An integrated assessment model for cost-effective long-term decarbonization pathways in China's iron and steel industry

Decarbonization in the iron and steel industry is critical for climate action and sustainable development. Existing research on cost-effective decarbonization technologies is limited, often overlooking optimal multi-technology strategies that balance decarbonization and economic feasibility. We developed an integrated assessment model to optimize long-term decarbonization strategies by evaluating low-carbon technologies based on decarbonization costs, penetration rates, payback times, service life, and benefit-cost ratio. The model aims to identify optimal dynamic development pathways for a series of decarbonization technologies up to 2035, minimizing both costs and carbon emissions through scenarios prioritizing emissions or costs. Under optimal pathways, the aggregate technology decarbonization potential and dynamic trends in industry CO₂ emission intensity and costs were analyzed.

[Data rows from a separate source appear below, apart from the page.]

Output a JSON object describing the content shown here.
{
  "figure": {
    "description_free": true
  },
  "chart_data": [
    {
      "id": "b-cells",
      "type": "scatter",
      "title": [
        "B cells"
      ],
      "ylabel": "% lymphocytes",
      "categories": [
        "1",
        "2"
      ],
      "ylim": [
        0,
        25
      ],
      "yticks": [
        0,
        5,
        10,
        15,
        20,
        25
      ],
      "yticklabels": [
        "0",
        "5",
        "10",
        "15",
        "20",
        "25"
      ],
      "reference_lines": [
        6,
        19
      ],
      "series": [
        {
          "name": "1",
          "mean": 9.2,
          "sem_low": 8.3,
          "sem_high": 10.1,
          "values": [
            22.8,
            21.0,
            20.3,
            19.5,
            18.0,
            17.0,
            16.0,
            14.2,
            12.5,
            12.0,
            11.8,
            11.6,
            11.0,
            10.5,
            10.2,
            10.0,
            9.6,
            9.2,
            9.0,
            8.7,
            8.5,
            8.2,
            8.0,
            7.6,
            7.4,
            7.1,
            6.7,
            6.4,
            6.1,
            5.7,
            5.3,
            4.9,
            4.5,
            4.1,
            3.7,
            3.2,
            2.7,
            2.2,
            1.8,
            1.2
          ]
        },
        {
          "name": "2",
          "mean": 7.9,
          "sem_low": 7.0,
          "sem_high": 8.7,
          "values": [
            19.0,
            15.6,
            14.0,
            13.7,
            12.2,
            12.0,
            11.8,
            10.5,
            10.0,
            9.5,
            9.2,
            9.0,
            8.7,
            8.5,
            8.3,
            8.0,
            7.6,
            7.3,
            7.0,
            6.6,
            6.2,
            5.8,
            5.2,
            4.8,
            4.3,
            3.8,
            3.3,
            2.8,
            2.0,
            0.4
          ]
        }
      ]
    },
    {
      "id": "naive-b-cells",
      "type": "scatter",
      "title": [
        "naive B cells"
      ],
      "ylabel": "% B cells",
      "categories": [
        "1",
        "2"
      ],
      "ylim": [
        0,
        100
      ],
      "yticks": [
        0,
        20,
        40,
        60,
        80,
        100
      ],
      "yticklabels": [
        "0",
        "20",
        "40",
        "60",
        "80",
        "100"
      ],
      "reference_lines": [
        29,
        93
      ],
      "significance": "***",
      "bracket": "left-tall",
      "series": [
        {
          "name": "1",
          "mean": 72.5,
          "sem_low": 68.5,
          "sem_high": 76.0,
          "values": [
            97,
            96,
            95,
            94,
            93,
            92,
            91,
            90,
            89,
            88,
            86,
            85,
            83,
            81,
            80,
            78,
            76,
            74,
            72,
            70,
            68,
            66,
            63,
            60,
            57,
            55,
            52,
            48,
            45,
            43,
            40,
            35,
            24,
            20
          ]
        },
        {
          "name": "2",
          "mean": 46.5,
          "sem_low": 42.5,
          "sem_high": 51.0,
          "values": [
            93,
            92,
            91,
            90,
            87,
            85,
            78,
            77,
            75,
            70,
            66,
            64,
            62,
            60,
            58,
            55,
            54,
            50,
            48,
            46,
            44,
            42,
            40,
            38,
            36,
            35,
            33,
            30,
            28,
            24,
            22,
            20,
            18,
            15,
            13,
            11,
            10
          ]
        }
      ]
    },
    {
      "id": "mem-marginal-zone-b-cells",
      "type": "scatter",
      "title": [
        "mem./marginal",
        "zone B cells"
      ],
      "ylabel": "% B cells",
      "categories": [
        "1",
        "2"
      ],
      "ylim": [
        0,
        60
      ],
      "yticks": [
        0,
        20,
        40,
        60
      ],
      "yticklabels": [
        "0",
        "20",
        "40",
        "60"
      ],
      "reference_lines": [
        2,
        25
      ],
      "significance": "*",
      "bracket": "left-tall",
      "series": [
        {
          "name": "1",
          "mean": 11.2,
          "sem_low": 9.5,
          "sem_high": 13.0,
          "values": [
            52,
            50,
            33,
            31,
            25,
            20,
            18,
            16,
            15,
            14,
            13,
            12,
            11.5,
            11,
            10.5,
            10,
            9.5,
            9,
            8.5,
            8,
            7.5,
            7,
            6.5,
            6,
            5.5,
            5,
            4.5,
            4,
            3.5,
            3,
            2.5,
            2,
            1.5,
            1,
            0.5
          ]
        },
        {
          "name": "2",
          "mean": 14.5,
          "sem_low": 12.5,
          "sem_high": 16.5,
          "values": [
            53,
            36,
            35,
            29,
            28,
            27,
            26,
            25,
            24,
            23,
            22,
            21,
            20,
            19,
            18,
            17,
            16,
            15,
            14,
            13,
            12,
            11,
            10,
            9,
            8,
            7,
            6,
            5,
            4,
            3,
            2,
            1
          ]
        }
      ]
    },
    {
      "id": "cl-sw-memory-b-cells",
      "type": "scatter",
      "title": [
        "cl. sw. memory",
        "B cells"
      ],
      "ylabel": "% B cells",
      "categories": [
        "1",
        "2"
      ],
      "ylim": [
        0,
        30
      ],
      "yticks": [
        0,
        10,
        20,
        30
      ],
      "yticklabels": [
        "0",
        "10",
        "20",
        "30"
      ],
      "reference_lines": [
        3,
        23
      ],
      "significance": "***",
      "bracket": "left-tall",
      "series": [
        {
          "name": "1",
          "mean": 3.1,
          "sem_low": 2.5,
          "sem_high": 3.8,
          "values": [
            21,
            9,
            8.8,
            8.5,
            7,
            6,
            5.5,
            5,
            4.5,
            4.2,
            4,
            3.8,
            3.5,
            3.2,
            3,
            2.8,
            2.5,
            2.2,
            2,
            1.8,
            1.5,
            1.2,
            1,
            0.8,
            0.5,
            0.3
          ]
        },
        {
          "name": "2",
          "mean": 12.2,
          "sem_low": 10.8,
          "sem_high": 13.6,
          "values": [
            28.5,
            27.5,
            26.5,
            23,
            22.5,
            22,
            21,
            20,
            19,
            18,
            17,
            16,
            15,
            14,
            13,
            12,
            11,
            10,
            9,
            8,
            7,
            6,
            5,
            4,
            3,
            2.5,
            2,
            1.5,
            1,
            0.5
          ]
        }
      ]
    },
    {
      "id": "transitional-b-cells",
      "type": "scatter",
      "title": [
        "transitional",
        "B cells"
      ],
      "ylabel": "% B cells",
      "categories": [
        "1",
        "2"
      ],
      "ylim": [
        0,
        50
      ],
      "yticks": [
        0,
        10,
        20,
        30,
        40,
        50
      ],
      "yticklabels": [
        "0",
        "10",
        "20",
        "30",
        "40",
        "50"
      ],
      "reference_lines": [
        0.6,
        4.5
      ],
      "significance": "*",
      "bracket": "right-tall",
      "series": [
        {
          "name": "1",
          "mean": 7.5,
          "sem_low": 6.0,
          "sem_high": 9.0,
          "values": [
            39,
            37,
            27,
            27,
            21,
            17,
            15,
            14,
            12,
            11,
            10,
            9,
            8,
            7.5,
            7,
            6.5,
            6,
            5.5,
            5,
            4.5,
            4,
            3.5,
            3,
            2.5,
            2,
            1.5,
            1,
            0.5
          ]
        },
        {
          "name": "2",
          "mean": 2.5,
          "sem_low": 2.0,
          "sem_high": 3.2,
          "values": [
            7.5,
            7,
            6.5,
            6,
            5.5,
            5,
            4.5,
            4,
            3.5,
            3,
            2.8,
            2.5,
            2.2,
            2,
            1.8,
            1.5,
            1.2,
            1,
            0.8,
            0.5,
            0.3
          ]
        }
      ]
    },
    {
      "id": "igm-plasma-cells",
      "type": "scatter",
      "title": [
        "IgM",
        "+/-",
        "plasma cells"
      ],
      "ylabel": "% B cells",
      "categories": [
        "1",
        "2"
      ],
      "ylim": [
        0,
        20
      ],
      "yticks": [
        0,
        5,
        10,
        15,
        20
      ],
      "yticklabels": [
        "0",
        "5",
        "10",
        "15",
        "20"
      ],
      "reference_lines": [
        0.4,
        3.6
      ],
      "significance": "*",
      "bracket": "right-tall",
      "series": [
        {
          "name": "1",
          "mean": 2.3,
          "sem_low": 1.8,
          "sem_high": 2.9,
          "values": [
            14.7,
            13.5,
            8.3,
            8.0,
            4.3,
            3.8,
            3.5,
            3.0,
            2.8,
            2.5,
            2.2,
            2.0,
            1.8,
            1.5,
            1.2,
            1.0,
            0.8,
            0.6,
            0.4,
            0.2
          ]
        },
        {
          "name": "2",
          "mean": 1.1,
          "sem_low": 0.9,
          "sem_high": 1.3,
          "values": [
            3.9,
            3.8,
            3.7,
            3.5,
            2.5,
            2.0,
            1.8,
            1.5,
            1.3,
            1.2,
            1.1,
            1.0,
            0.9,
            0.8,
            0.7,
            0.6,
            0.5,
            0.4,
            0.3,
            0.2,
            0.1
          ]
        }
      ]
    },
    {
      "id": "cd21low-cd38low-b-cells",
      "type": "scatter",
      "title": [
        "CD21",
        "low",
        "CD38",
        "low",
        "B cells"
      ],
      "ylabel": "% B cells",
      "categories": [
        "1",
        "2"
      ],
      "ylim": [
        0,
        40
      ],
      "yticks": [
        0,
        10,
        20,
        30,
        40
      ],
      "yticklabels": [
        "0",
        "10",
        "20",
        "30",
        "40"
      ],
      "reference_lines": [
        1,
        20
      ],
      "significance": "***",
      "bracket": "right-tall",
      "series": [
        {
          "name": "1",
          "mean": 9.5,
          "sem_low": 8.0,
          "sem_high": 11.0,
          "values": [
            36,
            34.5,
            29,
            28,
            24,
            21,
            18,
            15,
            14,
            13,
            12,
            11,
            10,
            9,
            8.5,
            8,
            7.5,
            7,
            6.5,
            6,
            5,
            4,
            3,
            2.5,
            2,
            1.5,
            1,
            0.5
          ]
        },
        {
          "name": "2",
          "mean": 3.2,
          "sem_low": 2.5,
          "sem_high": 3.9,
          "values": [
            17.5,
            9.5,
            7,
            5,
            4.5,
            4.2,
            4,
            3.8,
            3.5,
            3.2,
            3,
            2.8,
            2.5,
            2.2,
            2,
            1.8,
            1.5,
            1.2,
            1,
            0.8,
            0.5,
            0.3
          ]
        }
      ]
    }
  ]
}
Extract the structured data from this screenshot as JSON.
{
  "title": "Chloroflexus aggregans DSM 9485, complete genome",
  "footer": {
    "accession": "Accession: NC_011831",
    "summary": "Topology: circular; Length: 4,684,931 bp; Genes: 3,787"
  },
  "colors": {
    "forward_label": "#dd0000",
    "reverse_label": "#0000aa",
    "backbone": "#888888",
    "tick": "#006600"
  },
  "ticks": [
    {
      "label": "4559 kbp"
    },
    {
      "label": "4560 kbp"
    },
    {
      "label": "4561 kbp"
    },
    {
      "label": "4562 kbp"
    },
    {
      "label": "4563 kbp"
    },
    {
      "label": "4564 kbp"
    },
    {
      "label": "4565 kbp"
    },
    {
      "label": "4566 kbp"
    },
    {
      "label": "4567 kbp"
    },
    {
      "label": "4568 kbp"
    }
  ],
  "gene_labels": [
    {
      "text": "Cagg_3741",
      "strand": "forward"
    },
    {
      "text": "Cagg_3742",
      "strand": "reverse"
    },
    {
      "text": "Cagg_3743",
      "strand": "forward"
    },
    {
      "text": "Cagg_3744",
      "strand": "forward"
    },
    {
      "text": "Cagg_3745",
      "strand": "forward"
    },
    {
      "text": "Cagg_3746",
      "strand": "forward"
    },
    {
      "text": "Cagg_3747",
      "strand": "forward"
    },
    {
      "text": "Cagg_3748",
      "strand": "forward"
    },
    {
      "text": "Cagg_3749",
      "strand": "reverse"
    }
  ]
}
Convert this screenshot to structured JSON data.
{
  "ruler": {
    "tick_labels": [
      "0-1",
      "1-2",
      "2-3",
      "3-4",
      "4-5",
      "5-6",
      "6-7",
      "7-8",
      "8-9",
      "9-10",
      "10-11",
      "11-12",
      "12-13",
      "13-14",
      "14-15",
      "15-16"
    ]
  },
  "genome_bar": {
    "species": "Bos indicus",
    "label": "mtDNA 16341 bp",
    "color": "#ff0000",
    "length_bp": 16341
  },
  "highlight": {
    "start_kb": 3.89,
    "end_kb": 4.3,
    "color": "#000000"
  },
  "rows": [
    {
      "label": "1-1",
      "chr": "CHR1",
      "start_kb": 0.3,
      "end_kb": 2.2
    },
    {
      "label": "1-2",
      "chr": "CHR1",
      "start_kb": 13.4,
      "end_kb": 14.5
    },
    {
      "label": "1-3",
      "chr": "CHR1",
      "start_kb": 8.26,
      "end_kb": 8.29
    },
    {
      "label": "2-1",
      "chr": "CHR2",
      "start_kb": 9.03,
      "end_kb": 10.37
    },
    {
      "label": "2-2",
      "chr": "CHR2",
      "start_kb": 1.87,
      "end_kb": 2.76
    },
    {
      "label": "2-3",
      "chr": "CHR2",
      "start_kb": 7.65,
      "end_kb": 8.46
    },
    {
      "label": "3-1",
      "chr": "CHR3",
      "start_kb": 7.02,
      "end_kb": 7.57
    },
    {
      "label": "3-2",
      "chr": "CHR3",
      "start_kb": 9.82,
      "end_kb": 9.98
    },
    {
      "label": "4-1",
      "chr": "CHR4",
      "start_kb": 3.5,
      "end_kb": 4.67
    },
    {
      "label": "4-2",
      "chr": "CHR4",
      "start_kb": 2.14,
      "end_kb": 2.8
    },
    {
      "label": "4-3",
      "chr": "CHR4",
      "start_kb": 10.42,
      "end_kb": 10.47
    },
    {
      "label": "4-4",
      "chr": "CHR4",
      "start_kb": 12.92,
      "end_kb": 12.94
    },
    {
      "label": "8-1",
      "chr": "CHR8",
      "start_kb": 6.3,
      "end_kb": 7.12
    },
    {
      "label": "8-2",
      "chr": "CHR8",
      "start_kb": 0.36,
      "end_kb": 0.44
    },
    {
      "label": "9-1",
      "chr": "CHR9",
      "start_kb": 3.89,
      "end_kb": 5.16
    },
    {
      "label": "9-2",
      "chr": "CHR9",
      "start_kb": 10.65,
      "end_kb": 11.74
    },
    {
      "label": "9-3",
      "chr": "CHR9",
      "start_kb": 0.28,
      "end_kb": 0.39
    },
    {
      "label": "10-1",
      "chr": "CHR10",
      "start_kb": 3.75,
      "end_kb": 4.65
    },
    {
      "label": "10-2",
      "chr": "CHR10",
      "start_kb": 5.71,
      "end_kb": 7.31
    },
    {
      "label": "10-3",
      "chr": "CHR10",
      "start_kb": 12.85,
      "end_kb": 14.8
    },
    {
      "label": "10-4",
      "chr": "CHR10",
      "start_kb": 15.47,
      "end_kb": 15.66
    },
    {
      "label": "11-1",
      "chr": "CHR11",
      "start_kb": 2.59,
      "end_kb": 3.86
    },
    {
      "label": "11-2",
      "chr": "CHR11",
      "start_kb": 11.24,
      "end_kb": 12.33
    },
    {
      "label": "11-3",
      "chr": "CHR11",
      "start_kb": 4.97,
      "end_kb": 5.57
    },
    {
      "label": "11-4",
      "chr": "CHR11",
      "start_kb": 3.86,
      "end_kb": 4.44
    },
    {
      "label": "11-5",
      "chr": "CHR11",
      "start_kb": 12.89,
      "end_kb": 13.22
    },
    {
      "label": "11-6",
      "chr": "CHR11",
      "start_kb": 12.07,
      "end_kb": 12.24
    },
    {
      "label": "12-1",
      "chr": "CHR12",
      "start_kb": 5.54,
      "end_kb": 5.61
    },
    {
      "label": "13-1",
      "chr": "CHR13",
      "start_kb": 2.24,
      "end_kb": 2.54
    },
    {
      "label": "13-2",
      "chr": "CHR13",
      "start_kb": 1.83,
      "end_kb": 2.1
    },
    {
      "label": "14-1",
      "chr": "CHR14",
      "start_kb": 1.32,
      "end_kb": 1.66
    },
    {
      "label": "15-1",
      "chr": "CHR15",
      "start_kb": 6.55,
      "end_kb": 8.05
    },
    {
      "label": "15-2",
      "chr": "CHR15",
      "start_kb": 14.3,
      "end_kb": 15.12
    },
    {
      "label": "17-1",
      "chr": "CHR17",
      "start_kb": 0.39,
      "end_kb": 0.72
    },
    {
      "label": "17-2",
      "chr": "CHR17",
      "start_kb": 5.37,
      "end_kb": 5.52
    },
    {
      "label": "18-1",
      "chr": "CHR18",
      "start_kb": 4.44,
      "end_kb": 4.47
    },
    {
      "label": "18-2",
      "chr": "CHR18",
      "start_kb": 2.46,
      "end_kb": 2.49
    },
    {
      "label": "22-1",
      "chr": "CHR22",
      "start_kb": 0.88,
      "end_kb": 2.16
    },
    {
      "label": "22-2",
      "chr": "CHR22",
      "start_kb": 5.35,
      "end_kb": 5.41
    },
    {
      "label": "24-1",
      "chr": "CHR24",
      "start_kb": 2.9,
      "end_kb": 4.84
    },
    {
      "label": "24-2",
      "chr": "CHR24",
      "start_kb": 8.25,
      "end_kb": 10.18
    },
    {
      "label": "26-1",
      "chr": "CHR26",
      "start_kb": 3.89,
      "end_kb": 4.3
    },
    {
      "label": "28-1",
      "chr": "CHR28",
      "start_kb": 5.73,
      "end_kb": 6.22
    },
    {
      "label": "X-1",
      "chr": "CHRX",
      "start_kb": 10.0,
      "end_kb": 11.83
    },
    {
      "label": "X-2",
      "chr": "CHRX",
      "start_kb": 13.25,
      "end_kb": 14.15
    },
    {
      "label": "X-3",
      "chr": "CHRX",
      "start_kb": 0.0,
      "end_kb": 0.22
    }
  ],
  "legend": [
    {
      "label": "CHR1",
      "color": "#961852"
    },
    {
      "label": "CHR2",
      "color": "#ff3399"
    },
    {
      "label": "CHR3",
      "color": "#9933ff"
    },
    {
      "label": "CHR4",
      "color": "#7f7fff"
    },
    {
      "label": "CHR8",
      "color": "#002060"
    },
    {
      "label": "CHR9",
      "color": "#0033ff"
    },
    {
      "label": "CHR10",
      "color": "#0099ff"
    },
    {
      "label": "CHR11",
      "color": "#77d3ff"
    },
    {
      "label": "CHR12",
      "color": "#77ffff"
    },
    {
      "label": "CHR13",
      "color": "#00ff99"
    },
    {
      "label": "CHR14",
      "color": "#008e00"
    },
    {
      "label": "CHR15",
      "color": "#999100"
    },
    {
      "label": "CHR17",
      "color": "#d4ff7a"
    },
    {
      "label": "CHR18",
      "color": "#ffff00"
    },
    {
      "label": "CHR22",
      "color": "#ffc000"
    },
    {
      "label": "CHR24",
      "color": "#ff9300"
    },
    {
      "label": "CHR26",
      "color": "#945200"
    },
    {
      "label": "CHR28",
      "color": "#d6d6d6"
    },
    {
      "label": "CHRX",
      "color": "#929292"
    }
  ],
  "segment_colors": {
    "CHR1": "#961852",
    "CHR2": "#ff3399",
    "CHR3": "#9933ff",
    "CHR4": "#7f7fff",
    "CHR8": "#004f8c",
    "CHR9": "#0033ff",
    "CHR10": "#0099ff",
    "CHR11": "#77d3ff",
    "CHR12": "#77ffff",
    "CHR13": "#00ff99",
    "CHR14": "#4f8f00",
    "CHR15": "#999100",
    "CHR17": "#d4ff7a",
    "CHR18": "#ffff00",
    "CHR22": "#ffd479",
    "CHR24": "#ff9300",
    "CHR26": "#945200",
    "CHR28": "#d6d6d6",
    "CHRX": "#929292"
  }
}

We examined the impacts of changes in key input parameters, leading to variable multi-technology dynamic development pathways. Our findings indicate that decarbonization costs for BF-BOF (Blast furnace-basic oxygen furnace) and EAF (Electric arc furnace) technologies range from −-0.5 to 0.4 yuan/kgCO₂ and -0.3 to −0.02 yuan/kgCO₂, demonstrating high economic viability under higher carbon prices. Optimal development pathways suggest significant annual changes within BF-BOF and EAF routes, classifying technologies by cumulative decarbonization potential into advanced, moderate, and conservative categories. Future CO₂ emission intensities decrease more significantly in the EAF route, indicating a higher decarbonization capacity, while total costs increased annually due to rising emission costs and declining energy costs. The optimal multi-technology dynamic development pathways are influenced by production routes, carbon prices, and energy supply modes, with cleaner energy reducing the need for aggressive decarbonization technology adoption.